In the auto industry, investigations appear to have been prompted by complaints prices of imported vehicles are too high and foreign automakers abuse their control over supplies of spare parts to gouge customers.
A spokesman for the Cabinet's planning agency, the National Development and Reform Commission, said investigators concluded Chrysler, a unit of Fiat Chrysler Automobiles NV, and Audi, Volkswagen AG's luxury unit, engaged in unspecified “monopolistic behavior.”
“They will be punished accordingly,” said the official, Li Pumin, according to the official Xinhua News Agency. The report gave no details of penalties.
Chrysler, Audi and Mercedes Benz, a unit of Germany's Daimler AG, had pre-emptively announced price cuts in response to the investigations.
On Sunday, Mercedes cut prices of replacement parts such as windshields and pumps for power steering by up to 29 percent. Audi announced cuts of up to 38 percent in July. On Tuesday, Chrysler announced a 20 percent price cut for its Grand Cherokee SRT8 and Grand Cherokee 5.7L models.
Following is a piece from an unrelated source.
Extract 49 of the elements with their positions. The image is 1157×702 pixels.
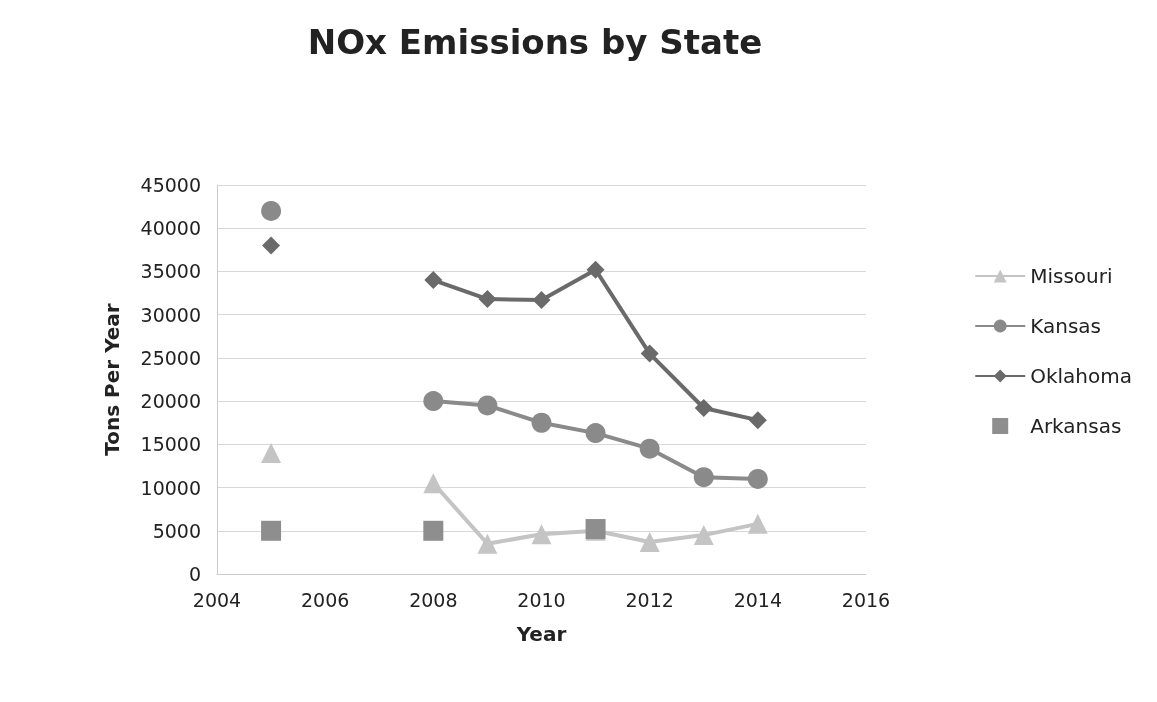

Imported luxury cars in China can cost three times what they do in the United States or Europe. Automakers say most of the difference is due to import and other taxes.
As for spare parts, automakers control supplies and can charge higher prices because they bar their component suppliers in China from selling to other retailers, said analyst John Zeng of LMC Automotive. He said an automaker might charge as much as 5,000 to 6,000 yuan (US$800 to US$1,000) that cost 200 yuan (US$30) to produce.
“I think there are some monopoly situations there,” said Zeng.